Our documentation details our setup further and describes the actions taken to build the cluster from scratch.

Customizing JupyterHub

We made many modifications to JupyterHub, including redesigning the website, adding new default environments, and more.

JupyterHub pages is customizable using the Jinja2 templating system . There are two ways to add custom HTML files to JupyterHub (as described in this Discourse post):

  • Through InitContainers that pull repositories of template files before the hub starts,
  • Or through mounting ConfigMaps to the template file directory.

We chose the former option and have repositories for custom HTML files and additional images.

This is a screenshot of how the login page looks now.

Screenshot of the redesigned JupyterHub login page

Additionally, more spawner options are included.

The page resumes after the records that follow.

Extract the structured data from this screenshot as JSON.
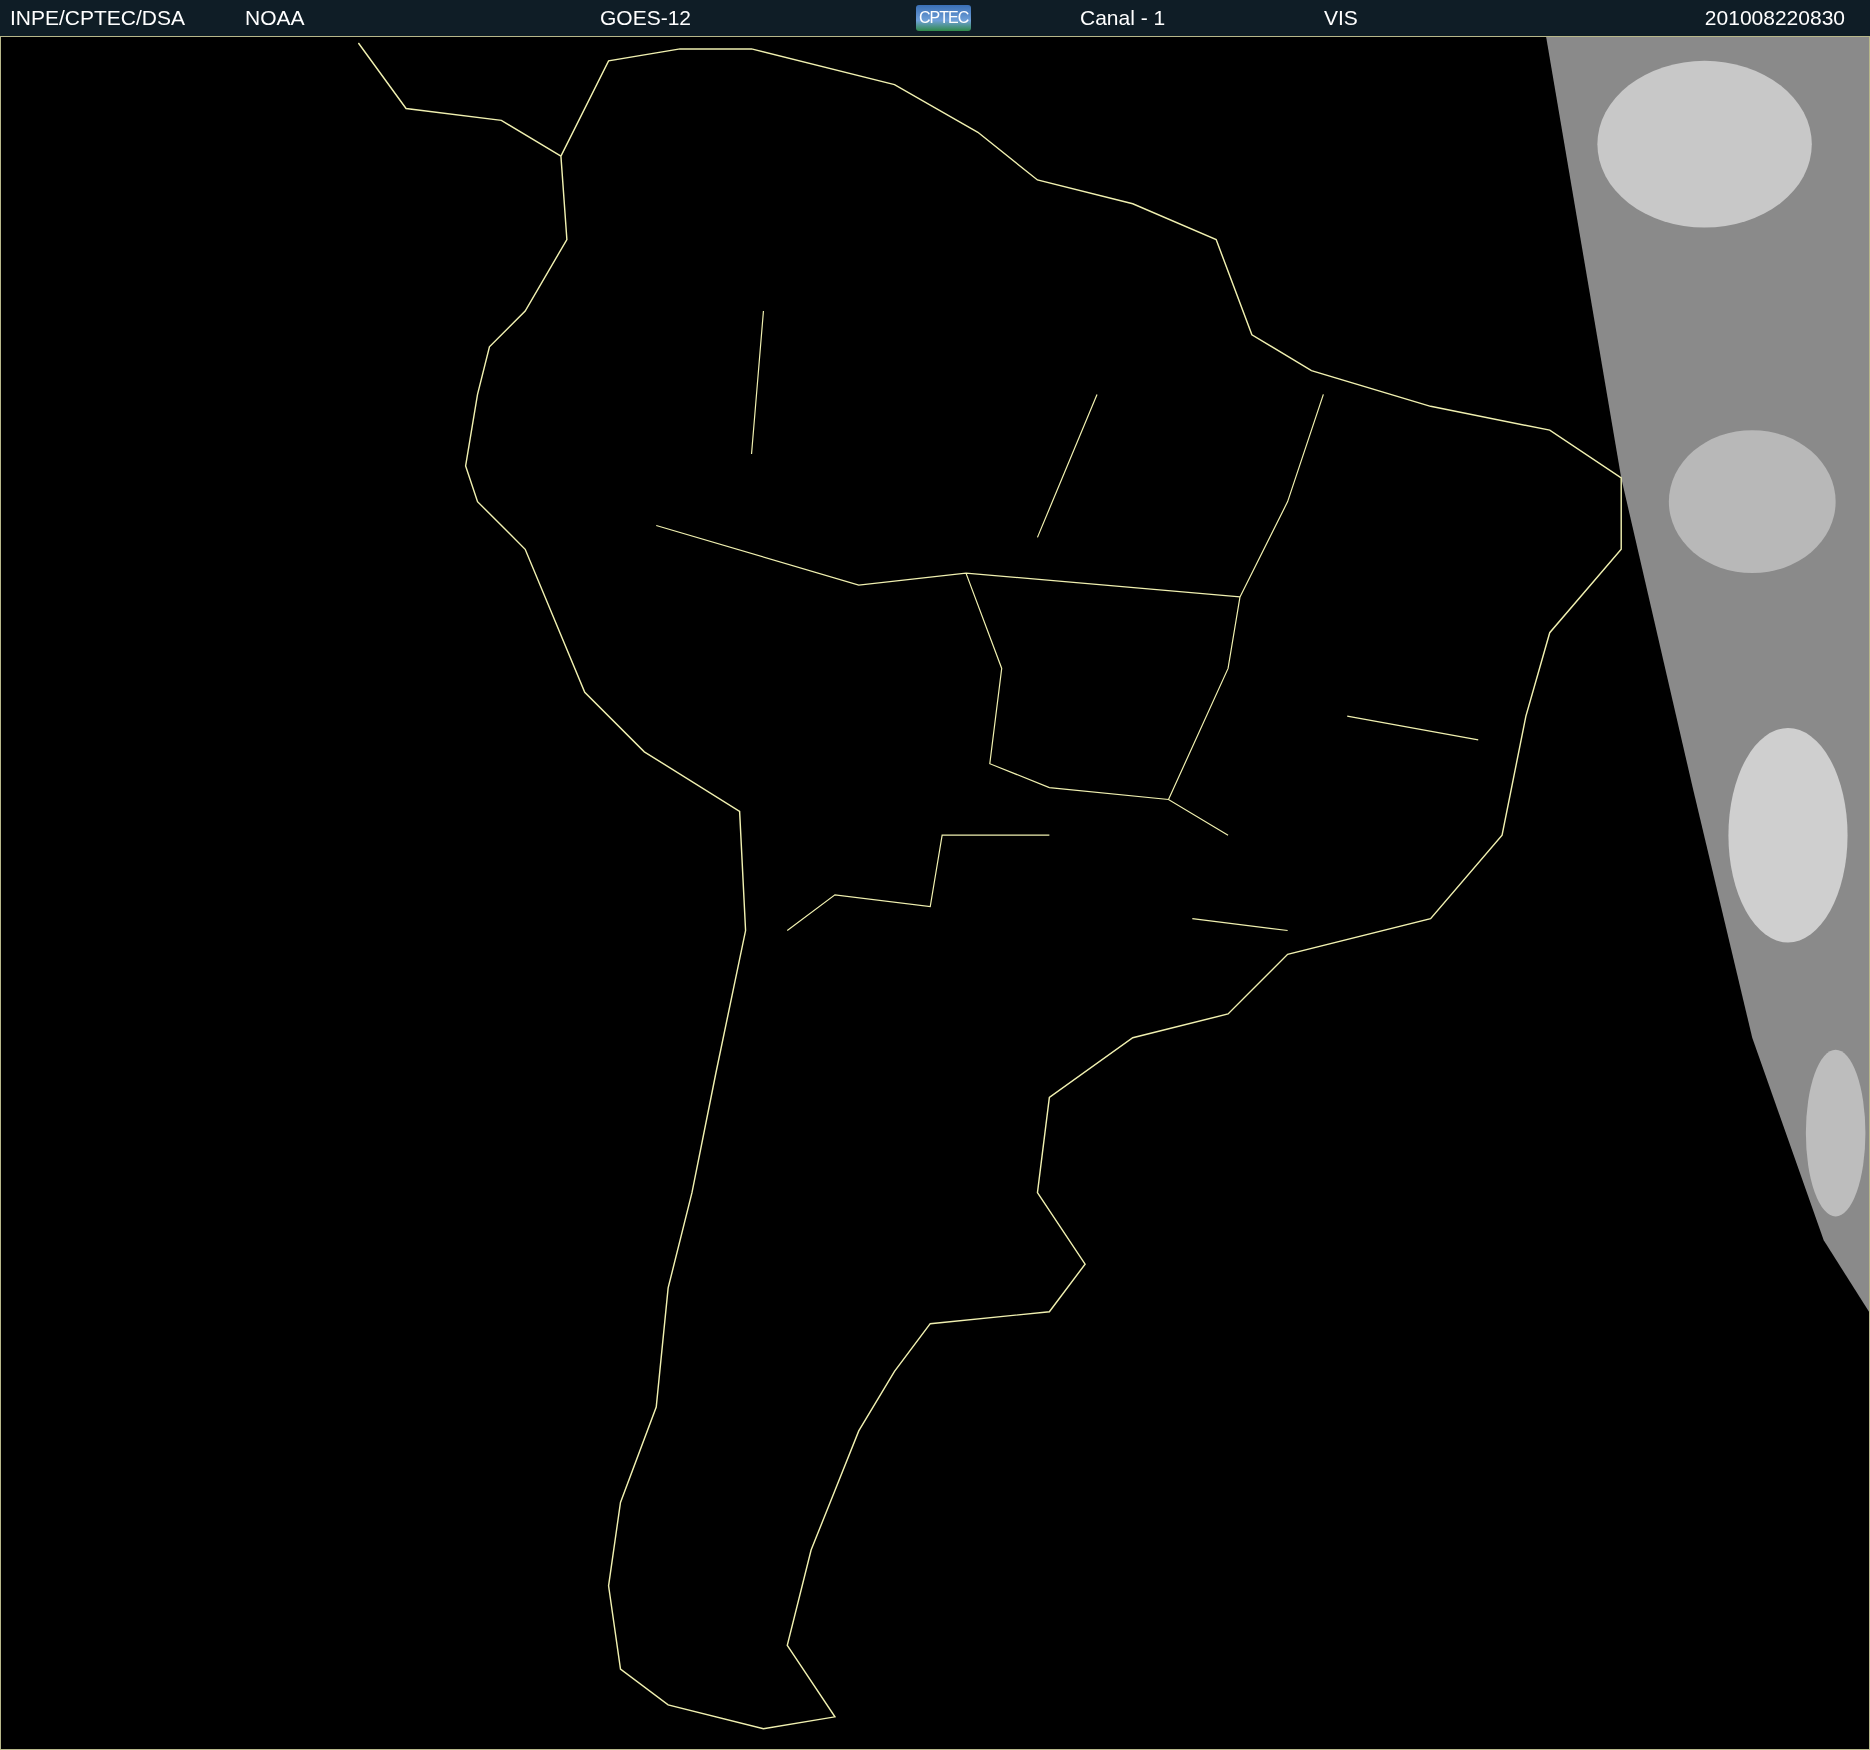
{
  "header": {
    "items": [
      {
        "kind": "text",
        "text": "INPE/CPTEC/DSA"
      },
      {
        "kind": "text",
        "text": "NOAA"
      },
      {
        "kind": "text",
        "text": "GOES-12"
      },
      {
        "kind": "logo",
        "text": "CPTEC"
      },
      {
        "kind": "text",
        "text": "Canal - 1"
      },
      {
        "kind": "text",
        "text": "VIS"
      },
      {
        "kind": "text",
        "text": "201008220830"
      }
    ]
  }
}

We modified the default environment to include many packages requested by professors and students. The Dockerfile for the default environment is maintained in this repository. The environment includes Python 2 and 3, Octave, R, Julia, and SageMath. The default environment mainly installs software and packages via apt and conda for security reasons.

Screenshot of the redesigned JupyterHub spawner page

The default environment includes Python 2 and 3, Octave, R, Julia, and SageMath. Note that SageMath requires Python 2, so changing the Python path inside the SageMath configuration files is required. This article contains more information on how this was accomplished. This fix is automated in the Dockerfile.

RStudio is also offered alongside JupyterLab, since deploying web applications using packages such as shiny and shiny-dashboard require RStudio and do not run in Jupyter Notebooks.

Interesting Nuggets

  • Our Nginx server serves as a proxy to direct packets from public ips to ips that metallb assigns to services on our cluster. When we setup HTTPS for JupyterHub, Nginx started complaing as it would try to decrypt the traffic meant for JupyterHub. We solved the problem by using the stream block, which streams packet to the backend without trying to decrypt anything.
  • A service on the cluster can be connected to a ingress controller(for example Nginx) to make it accessible from outside the cluster. The ingress controller is not to be confused with the Nginx proxy that we have running outside the cluster, an ingress controller is a service running on Kubernetes that allows host or URL based HTTP routing from outside the cluster to services on the cluster.
  • cert-manager is a very useful helm chart that can be deployed on Kubernetes to automatically manage and issue TLS certificates from various issuing sources. This alongside an ingress controller like Nginx can be a very useful setup.
  • Grafana and Prometheus is a good solution for setting up basic monitoring and alerting on a Kubernetes cluster. They currently have a bug that erases all the saved data when the Grafana pod is deleted for some reason. A workaround is to save the json of the dashboards.

Future

In the future, we plan to create another cluster including, but not limited, to the following:

  • Having multiple master nodes and using two HAproxy servers instead of a single Nginx server to avoid single points of failure.
  • Assigning GPU's to different users.
  • Assigning different networks based on organization.